Chapter 2 Principal Component Analysis (PCA)

The familiar curse of dimensionality affects analysis across two dimensions. One is the number of observations (big data), the other the number of variables considered. The methods included in Volume 2 address this problem by reducing the dimensionality, either in the number of observations (clustering), or in the number of variables (dimension reduction). The three chapters in Part I address the latter problem. The current chapter covers principal components analysis (PCA), a core method of both multivariate statistics and machine learning. Dimension reduction is particularly relevant in situations where many variables are available that are highly intercorrelated. In essence, the original variables are replaced by a smaller number of proxies that represent them well in terms of their statistical properties.
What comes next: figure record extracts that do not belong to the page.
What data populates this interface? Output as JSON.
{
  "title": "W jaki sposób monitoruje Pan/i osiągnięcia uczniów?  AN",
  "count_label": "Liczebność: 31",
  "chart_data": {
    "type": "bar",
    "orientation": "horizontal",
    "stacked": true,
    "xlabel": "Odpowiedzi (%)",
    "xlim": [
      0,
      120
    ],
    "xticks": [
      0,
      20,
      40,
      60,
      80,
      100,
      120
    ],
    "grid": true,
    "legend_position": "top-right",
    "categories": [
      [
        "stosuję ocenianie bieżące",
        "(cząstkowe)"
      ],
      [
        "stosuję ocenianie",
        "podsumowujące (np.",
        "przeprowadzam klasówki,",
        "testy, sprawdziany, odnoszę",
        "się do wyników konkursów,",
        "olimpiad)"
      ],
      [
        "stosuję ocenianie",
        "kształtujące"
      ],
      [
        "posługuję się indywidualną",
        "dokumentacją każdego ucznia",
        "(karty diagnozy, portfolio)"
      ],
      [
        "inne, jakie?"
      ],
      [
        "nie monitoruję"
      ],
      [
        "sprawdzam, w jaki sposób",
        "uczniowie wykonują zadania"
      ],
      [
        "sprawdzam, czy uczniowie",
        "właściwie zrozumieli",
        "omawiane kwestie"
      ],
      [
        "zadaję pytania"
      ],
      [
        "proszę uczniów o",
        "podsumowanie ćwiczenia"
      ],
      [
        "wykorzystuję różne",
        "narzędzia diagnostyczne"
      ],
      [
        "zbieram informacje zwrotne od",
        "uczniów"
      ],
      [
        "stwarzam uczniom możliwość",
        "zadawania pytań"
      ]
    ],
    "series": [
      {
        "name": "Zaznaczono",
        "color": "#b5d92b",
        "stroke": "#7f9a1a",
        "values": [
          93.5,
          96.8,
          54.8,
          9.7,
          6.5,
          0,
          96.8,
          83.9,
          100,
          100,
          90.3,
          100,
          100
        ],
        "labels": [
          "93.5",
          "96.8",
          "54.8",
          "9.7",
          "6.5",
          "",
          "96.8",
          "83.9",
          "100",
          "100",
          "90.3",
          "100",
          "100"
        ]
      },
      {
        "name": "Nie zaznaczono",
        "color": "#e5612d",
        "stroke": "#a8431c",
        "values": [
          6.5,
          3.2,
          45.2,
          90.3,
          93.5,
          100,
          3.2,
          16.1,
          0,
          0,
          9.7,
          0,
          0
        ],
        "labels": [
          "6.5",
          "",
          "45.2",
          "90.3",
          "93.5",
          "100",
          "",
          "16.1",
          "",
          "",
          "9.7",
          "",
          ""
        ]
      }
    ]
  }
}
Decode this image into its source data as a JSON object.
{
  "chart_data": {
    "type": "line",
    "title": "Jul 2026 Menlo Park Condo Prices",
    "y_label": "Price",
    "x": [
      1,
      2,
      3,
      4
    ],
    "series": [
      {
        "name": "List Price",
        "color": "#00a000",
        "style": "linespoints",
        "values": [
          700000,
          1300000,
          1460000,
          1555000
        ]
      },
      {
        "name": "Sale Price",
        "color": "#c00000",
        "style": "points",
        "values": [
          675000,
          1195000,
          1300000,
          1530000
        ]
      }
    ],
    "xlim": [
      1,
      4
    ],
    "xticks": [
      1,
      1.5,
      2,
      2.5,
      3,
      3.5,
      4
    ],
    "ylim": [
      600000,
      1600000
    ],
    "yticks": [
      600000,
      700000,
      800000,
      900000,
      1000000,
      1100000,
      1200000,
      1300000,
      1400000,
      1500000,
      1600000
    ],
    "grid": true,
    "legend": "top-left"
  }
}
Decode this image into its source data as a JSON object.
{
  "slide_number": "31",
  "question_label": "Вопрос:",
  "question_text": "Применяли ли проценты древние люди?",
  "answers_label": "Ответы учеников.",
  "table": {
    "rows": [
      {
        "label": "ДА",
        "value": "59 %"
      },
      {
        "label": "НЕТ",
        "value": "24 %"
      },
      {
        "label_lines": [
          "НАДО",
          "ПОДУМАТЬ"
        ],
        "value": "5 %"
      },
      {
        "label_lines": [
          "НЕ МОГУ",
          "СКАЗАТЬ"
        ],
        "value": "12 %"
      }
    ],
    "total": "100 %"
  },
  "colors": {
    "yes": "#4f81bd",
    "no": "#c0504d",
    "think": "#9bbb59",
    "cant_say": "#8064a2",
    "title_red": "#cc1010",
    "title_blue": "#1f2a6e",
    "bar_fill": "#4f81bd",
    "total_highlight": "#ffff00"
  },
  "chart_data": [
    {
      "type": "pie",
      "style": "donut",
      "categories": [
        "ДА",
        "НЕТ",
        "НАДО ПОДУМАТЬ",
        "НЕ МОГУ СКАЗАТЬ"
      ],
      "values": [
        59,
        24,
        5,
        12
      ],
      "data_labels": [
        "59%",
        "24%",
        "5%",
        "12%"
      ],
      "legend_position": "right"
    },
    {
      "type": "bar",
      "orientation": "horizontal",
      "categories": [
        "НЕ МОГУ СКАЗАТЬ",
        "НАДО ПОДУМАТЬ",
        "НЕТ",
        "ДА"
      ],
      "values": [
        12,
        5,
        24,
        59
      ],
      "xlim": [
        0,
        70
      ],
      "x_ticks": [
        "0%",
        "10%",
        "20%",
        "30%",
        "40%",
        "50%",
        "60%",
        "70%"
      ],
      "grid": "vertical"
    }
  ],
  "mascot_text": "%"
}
Before delving into the formal derivation of principal components, a brief review is included of some basic concepts from matrix algebra, focusing in particular on matrix decomposition. Next follows a discussion of the mathematical properties of principal components and their implementation and interpretation.

A distinct characteristic of this chapter is the attention paid to spatializing the inherently non-spatial concept of principal components. This is achieved by exploiting geovisualization, linking and brushing to represent the dimension reduction in geographic space. Of particular interest are principal component maps, and the connection between univariate local cluster maps for principal components and their multivariate counterpart.

The methods are illustrated using the Italy Community Banks sample data set.